The right word may be effective, but no word was ever as effective as a rightly-timed pause. (Mark Twain)

Mark Twain (the pseudonym of Samuel Clemens, 1835-1910), was a wise and popular humorist, essayist, lecturer and author. He wrote The Adventures of Tom Sawyer and Huckleberry Finn, and a delightful travel book called The Innocents Abroad. His emphasis above, on a “rightly-timed pause”, literally gives me pause..., time to ponder its significance in writing, poetry, music and life; and in Nepali.

In all languages ‘to pause’ is to stop momentarily to suspend voice or action, time to think something through, or ponder a joke, or get out from under a deep thought or a heavy back load. In Nepali it’s bisraam or bisraanti, meaning ‘rest, ease, repose, peace of mind, relaxation, stop’. Or thaaminu, ‘to come to a halt’. As man thaaminu, it means ‘to be satisfied’, like the old slogan promoting a sip of Coca-Cola® as ‘The pause that refreshes’. Out on the trail your porter may pause - bhaari bisauné - ‘to put down the load’ and take a rest (and sip a coke?).

The world around, when advocates and lawyers defend the innocence of their client in a court of law they may insert a well-timed pause for special effect.

Example: The courtroom was quiet. The jury was alert. Then, after a dramatic pause, the lawyer completed her summation.

Comedians often use a well-timed pause for special effect. A humorist’s pause may have a strong impact on a joke’s effect, even altering its meaning. The next time you watch the famed comedians, Shrestha and Acharya, on Nepali TV, listen for their use of the comical pause.

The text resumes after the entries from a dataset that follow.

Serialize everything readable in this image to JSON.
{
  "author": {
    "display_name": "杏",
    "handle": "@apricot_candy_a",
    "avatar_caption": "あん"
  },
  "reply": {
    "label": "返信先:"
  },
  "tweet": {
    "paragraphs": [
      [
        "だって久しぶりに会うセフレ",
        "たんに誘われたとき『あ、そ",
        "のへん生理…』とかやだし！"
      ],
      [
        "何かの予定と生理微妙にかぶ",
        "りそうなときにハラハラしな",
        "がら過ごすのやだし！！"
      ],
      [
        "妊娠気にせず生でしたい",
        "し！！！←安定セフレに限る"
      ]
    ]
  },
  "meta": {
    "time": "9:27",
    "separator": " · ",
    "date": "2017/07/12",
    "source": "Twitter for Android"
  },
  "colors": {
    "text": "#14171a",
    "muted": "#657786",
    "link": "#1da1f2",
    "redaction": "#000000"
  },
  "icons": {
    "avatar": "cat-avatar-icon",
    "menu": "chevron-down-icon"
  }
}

Script writers sometimes insert a ‘beat’ (in parenthesis), telling the reader where to pause. For example, one of the standard jokes of Victor Borga, the popular Danish-American comedian, is an attempt to explain the function of the three pedals under a grand piano. His script writer inserted a ‘beat’ and two ellipses together:
“The pedal in the middle is there to separate the other
two pedals...(beat)...which could be a problem for those
of you who have three feet.”

A ‘pregnant pause’ is what we sometimes call the brief suspension of voice for special effect. It’s a metaphor quite literally filled with meaning, like an about-to-be-born offspring. A pregnant pause brings the listener to the edge of his seat waiting to hear what comes next...
In prose writing we use an ellipse, those three little dots that sometimes pepper the written page... If used too frequently, you’ll have encountered an ellipsophile - one who suffers from ellipsophilia...
It is also common to mark a significant pause in poetry by inserting parallel lines called a caesura, as in this snippet of a poem by Alexander Pope:
To err is human; || to forgive, divine.
And here, from the first lines of Pope’s ‘An Essay on Man’:
Know then thyself ||, presume not God to scan;
The proper study of Mankind || is Man.

Those ‘double pipes’ or ‘train tracks’, as the caesura is sometimes called, tell you to stop briefly, before completing the line. They’ve been added only to indicate the position of the audible pause; they are not in Pope’s original.

And, not least, there’s the fermata in music — a dot under a wide arch placed over a note, chord or rest, symbolizing a pause, or hold. In this example, it tells the performer to sustain the quarter-note for longer than its normal value, at the performer’s discretion. Sometimes, for more emphasis, the word lunga (short for lunga pause, or ‘long pause’ in Italian) is printed above the fermata symbol.

And now...||...back to Mark Twain for the final word. The pause, he concludes, is -That impressive silence, that eloquent silence, that geometrically progressive silence which often achieves a desired effect where no combination of words howsoever felicitous could accomplish it.